The primary tool to avoid resident arrears are penalties and eviction. These penalties create a negative relationship between you and your renter. Also, the penalties only truly work once the problem exists; they do little to prevent the problem before it happens. Instead, increase your resident’s propensity to pay before they even move into your apartment. A reward that gives residents something back each month when they pay their rent lowers bad debt.

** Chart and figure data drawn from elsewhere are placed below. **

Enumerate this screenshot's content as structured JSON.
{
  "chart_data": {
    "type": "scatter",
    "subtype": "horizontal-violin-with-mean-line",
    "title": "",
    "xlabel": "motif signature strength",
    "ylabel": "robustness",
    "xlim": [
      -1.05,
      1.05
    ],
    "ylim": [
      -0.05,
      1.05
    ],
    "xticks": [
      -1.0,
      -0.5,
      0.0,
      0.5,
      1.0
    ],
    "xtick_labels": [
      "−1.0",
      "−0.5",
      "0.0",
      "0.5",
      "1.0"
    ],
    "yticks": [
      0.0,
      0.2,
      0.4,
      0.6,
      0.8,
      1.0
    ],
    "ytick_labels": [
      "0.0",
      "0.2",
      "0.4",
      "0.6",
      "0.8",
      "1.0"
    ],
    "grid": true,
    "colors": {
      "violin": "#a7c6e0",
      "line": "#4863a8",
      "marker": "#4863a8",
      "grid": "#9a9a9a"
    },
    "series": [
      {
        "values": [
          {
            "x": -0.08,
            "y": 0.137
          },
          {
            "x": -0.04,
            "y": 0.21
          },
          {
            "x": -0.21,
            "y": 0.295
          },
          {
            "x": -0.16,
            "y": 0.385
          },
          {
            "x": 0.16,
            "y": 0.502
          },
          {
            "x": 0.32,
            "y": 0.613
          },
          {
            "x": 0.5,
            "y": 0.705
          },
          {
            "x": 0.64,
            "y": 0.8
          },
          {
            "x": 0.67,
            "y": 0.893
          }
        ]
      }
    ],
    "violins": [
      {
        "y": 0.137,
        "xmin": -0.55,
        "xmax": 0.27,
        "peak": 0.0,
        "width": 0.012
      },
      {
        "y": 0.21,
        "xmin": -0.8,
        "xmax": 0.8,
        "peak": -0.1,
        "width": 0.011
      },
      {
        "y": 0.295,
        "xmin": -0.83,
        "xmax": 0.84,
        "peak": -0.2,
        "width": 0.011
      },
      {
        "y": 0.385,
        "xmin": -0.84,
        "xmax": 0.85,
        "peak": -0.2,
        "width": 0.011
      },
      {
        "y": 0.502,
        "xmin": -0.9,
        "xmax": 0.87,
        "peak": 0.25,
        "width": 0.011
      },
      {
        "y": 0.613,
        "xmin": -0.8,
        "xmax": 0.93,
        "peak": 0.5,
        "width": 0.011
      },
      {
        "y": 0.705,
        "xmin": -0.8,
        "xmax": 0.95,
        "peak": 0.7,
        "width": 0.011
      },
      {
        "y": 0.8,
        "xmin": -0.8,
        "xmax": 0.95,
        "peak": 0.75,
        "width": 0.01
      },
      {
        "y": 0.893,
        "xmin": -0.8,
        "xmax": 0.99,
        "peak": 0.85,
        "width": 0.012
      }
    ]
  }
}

Such a reward lowers bad debt for two reasons. First, a regular reward gives residents a reason to pay each month because they get something back. Second, as with other loyalty programs, rewards tied to paying rent on-time will enable you to identify the most loyal and profitable residents. If a resident sees a listing with a reward tied to paying rent on-time, they are only going to be interested in the offer if they are confident they will be able to pay their rent. This dynamic then attracts more profitable residents to your rental community. These factors increase a resident’s propensity to pay and reduce economic vacancy from bad debt.

Give a reason to stay


When it’s time to send a resident a renewal offer— especially with rising rents—it’s challenging to make it enticing, causing high rates of turnover. The resident just spent 12 months living in an apartment, paying rent on time, and they don’t have anything to show for it. Even worse, residents are often “thanked” for their time in the apartment with a rent increase, one that can be quite high if the resident had one month free in their initial lease. All of this creates a negative experience for the resident causing less renewals and increasing makeready and turnover costs. Give residents a reason to stay and increase renewals, in turn reducing makeready and turn costs and lowering vacancy.

Economic vacancy is a complex and costly problem in real estate. There has yet to be a comprehensive solution to address it in a way that enables you to outperform the market while improving NOI and property values. Rewards that incentivize your renters and residents to take a specific action to reduce economic vacancy and are optimized with data and technology, achieve better outcomes and reduce economic vacancy.